Он встал из-за стола и быстро-быстро заходил по огромному кабинету, сам с собой разговаривая. Шпе еще раз порадовался, что его собственная архитектура тоже способна дать волю воображению вождя.

– Увидать Стену Плача, постоять у стены…

Стало ясно, что все сочиненное за столом уже давно стало для него явью.

На глазах у Шпе Мадагаскар из предоставленной себе самой земли, брошенный на произвол посреди Индийского океана, превращался в

Святую землю.

– Вы полетите со мной, Шпе, – сказал фюрер, – завтра же.

Мир был полон мной. Казалось, я иду по собственному следу.

Господи, говорил я сам с собой, отстань, пожалуйста, как ты мне надоел.

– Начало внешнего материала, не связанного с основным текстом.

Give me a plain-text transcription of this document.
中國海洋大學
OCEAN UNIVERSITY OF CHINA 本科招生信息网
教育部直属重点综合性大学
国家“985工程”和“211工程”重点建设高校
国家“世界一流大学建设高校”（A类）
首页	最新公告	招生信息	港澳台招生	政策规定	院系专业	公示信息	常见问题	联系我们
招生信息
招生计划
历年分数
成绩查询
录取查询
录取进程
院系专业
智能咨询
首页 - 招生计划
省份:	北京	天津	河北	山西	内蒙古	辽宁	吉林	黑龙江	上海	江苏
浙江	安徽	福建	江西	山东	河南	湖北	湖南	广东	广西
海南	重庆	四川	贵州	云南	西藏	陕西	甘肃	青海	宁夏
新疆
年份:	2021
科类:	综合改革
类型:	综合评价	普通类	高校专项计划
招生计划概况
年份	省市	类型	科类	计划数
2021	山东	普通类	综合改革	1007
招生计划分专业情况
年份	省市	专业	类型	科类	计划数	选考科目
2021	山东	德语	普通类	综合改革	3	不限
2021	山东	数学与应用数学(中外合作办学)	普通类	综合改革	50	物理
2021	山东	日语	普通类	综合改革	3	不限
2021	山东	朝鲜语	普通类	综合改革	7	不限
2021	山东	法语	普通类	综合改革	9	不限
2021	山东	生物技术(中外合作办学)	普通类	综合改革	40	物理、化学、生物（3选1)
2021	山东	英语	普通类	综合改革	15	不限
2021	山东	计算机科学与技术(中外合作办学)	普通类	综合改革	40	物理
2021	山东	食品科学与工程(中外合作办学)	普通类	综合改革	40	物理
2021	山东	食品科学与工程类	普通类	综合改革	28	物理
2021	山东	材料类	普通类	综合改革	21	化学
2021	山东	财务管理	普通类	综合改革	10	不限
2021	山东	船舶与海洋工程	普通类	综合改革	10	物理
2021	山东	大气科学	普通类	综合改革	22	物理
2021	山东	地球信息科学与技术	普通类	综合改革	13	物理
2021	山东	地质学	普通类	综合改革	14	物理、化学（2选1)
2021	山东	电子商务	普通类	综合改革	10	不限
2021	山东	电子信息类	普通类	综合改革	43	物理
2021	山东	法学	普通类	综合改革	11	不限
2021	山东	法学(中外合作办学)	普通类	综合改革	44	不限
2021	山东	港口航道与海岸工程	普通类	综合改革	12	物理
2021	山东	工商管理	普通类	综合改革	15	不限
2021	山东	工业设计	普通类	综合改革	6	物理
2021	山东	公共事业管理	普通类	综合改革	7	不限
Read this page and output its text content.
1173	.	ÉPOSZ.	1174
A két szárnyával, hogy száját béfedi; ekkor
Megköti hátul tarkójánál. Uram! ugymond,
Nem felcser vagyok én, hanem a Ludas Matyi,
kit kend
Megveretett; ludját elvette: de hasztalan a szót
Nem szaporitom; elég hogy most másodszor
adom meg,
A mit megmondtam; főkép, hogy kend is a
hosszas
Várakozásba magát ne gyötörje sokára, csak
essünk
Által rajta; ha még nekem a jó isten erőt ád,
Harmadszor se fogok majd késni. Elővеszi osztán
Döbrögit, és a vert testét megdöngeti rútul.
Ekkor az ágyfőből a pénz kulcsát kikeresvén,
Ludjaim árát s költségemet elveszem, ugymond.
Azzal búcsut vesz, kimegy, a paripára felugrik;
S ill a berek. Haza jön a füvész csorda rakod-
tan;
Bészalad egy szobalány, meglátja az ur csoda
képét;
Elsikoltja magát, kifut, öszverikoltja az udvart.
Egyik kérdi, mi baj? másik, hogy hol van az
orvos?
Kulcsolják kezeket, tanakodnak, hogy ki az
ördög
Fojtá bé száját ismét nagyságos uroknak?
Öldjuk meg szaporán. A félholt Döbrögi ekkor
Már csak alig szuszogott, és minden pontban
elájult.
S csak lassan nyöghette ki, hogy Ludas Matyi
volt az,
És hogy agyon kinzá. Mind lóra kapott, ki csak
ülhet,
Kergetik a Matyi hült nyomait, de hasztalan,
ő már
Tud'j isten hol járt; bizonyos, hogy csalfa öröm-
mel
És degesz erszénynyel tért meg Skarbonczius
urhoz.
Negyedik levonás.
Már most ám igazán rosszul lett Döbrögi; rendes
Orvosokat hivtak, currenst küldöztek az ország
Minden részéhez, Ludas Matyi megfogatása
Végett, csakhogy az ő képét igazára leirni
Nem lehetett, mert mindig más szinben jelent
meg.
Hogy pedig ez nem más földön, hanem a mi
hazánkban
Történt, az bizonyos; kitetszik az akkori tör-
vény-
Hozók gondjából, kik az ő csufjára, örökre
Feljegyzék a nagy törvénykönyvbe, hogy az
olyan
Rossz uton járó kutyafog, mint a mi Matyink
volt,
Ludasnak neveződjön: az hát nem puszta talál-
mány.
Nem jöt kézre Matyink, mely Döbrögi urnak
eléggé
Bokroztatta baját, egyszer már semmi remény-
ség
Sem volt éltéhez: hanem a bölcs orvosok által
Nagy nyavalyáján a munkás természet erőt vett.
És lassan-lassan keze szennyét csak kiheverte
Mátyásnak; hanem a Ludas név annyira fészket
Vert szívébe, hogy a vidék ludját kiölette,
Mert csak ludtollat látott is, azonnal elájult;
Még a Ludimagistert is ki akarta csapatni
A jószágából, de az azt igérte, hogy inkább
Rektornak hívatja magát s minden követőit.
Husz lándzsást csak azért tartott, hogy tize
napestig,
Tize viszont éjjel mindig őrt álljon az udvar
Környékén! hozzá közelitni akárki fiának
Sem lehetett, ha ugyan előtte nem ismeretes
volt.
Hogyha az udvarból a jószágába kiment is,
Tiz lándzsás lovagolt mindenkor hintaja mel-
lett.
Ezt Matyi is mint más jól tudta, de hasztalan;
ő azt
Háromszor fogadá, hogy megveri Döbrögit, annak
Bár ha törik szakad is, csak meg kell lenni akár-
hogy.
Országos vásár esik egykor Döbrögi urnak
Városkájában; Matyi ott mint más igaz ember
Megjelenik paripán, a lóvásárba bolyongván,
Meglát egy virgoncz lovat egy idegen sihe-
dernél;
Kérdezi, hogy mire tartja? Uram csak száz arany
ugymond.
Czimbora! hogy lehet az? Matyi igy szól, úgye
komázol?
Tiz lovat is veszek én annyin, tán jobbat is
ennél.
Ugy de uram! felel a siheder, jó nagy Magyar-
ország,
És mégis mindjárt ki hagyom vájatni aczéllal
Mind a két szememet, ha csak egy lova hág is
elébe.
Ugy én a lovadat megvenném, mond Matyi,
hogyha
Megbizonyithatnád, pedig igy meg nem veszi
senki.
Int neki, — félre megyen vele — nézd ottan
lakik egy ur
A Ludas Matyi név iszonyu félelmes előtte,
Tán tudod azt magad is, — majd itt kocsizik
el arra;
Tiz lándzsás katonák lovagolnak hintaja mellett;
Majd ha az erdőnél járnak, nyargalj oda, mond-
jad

Но океан уже лежал передо мной, деться было некуда. Серый-серый.

Покрытый плесенью.

Потом обнаруживалось, что это не плесень, а тишина, покой. Потом обнаруживалось, что ему некуда было торопиться.

Глазей не глазей, он даже не заметил меня. Пришлось уйти.

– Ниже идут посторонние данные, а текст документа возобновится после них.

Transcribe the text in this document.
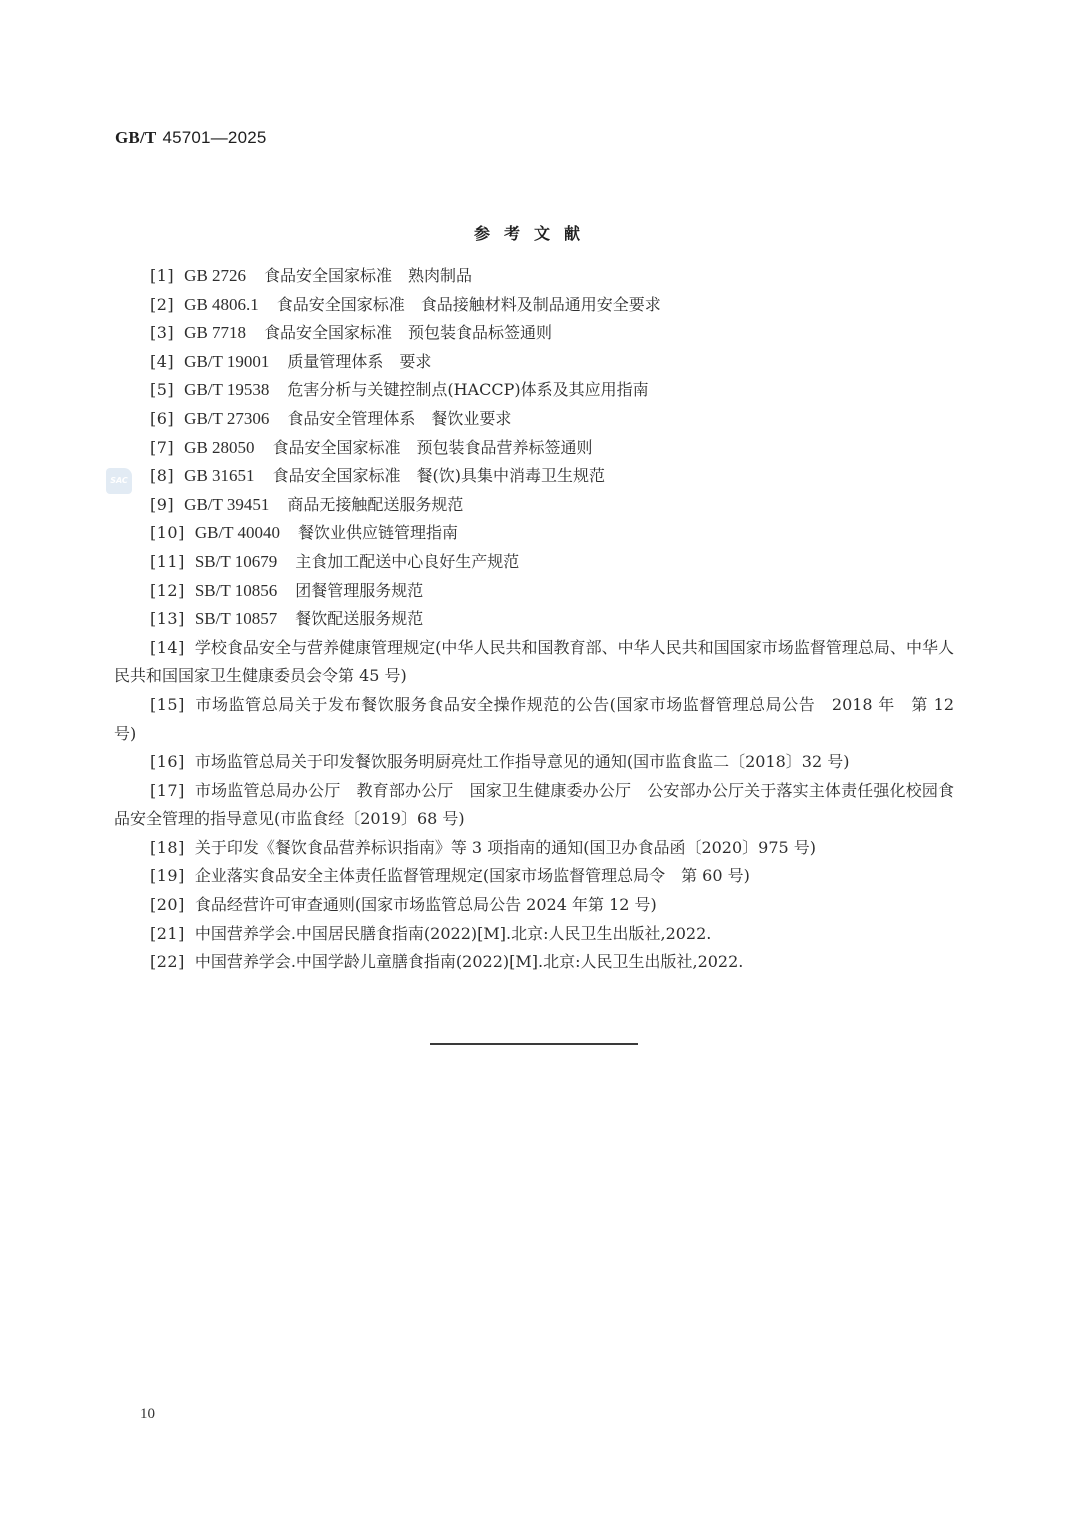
GB/T 45701—2025
参考文献
SAC

[1] GB 2726 食品安全国家标准　熟肉制品

[2] GB 4806.1 食品安全国家标准　食品接触材料及制品通用安全要求

[3] GB 7718 食品安全国家标准　预包装食品标签通则

[4] GB/T 19001 质量管理体系　要求

[5] GB/T 19538 危害分析与关键控制点(HACCP)体系及其应用指南

[6] GB/T 27306 食品安全管理体系　餐饮业要求

[7] GB 28050 食品安全国家标准　预包装食品营养标签通则

[8] GB 31651 食品安全国家标准　餐(饮)具集中消毒卫生规范

[9] GB/T 39451 商品无接触配送服务规范

[10] GB/T 40040 餐饮业供应链管理指南

[11] SB/T 10679 主食加工配送中心良好生产规范

[12] SB/T 10856 团餐管理服务规范

[13] SB/T 10857 餐饮配送服务规范

[14] 学校食品安全与营养健康管理规定(中华人民共和国教育部、中华人民共和国国家市场监督管理总局、中华人民共和国国家卫生健康委员会令第 45 号)

[15] 市场监管总局关于发布餐饮服务食品安全操作规范的公告(国家市场监督管理总局公告　2018 年　第 12 号)

[16] 市场监管总局关于印发餐饮服务明厨亮灶工作指导意见的通知(国市监食监二〔2018〕32 号)

[17] 市场监管总局办公厅　教育部办公厅　国家卫生健康委办公厅　公安部办公厅关于落实主体责任强化校园食品安全管理的指导意见(市监食经〔2019〕68 号)

[18] 关于印发《餐饮食品营养标识指南》等 3 项指南的通知(国卫办食品函〔2020〕975 号)

[19] 企业落实食品安全主体责任监督管理规定(国家市场监督管理总局令　第 60 号)

[20] 食品经营许可审查通则(国家市场监管总局公告 2024 年第 12 号)

[21] 中国营养学会.中国居民膳食指南(2022)[M].北京:人民卫生出版社,2022.

[22] 中国营养学会.中国学龄儿童膳食指南(2022)[M].北京:人民卫生出版社,2022.

10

Этого полета Шпе не забыть. Сначала его проклинал Гер, разоряясь:

– Никакого самолета не дам, не понимаю, что вы там забыли, даже порядочного аэродрома нет, одна взлетная полоса, и почему ночью, вы подумали, что с вами сделает нация, случись с фюрером что-нибудь?

Если с фюрером что-нибудь случится, то же самое случится и со мной, подумал Шпе, но вслух не произнес, спросил только:

– Что мне ответить фюреру?

– Как что? – опешил Гер. – Не собираетесь же вы на самом деле туда лететь?

– Сегодня же, ночью.

Они летели целую ночь, и, когда начался день, ночь все равно продолжалась, потому что на время полета фюрер велел прикрыть иллюминаторы, он не хотел, чтобы солнце мешало спать. Так он проспал весь полет, а Шпе, глядя на сидящего напротив фюрера, молился.

Фюрер спал сладко. Ни разу не шевельнул недовольно носом во сне, не попытался удобней устроиться, как сел, так и уснул.

«Какое мощное самообладание, – подумал Шпе. – Интересно, самообладание связано как-то с инстинктом самосохранения? Или нет?

И есть ли этот инстинкт у фюрера? Сомневаюсь. При чем же тогда самообладание?»

«Просто устал», – подумал Шпе. И, как любой усталый человек, отключился, почувствовав, что теперь от него ничего не зависит.

Неизвестность – хорошее лекарство.

Потом он вспомнил Гера – нет ли во всем этом волнении игры, не воспользуется ли тот ситуацией, и не взлетит ли самолет на воздух?

Как-никак уГера появляется возможность из второго человека рейха стать первым.

Но тут же сам себя и высмеял. Не такой дурак Гер, чтобы взять на себя обязательства фюрера перед народом. И не такой дурак немецкий народ, чтобы сразу довериться другому фюреру, не перепроверив. Да и глупости это. Кто поднимет руку на Бога?

И только он в очередной раз успокоился, как почувствовал на себе чей-то взгляд. Боясь сразу взглянуть на фюрера, он взглянул в сторону иллюминатора и как бы между прочим перевел глаза на сидящего напротив. Не он ли наблюдает за ним из-под прикрытых век?

Так они сидели долго, потом фюрер вздохнул во сне, да так жалобно, что Шпе стало стыдно своих мыслей, он встал и пошел в туалет. Там он слегка освежил лицо салфеткой, глядя на себя без всякого удовольствия в зеркало. Отметил кое-какие недостатки в пропорциях туалета и вернулся на свое место, чтобы теперь уже окончательно стряхнуть с себя всю эту шелуху и уснуть.

– Куда мы летим, Шпе? – неожиданно спросил фюрер. – Вы что-нибудь понимаете?

Потом, кружась над Антананаривой, они искали ту самую взлетную полосу, о которой предупреждал Гер, и Шпе несколько раз, несмотря на запреты фюрера, входил в кабину пилота и выказывал некоторое нетерпение.

Потом, наконец, приземлились. И странное невероятное тепло вперемежку с дождем окутало их. Шаги стали мягкими, а тело перестало подчиняться само себе, будто его подхватили сумерки.

Они шли по траве, а высокие кусты из-за изгороди этого вполне деревенского аэродрома пытались дотянуться и задеть их.

Фюрер чихнул и рассмеялся.

– Я аллергик, – сказал он. – А тут прямо кладбищенское благоухание!

Он был прав. Так мог пахнуть только Элизиум. В воздухе носились жуки, играя с дождем.

Пахло магнолией и еще какими-то неизвестными ароматами, которые обнаружатся к утру. Пронзительный запах тропических цветов.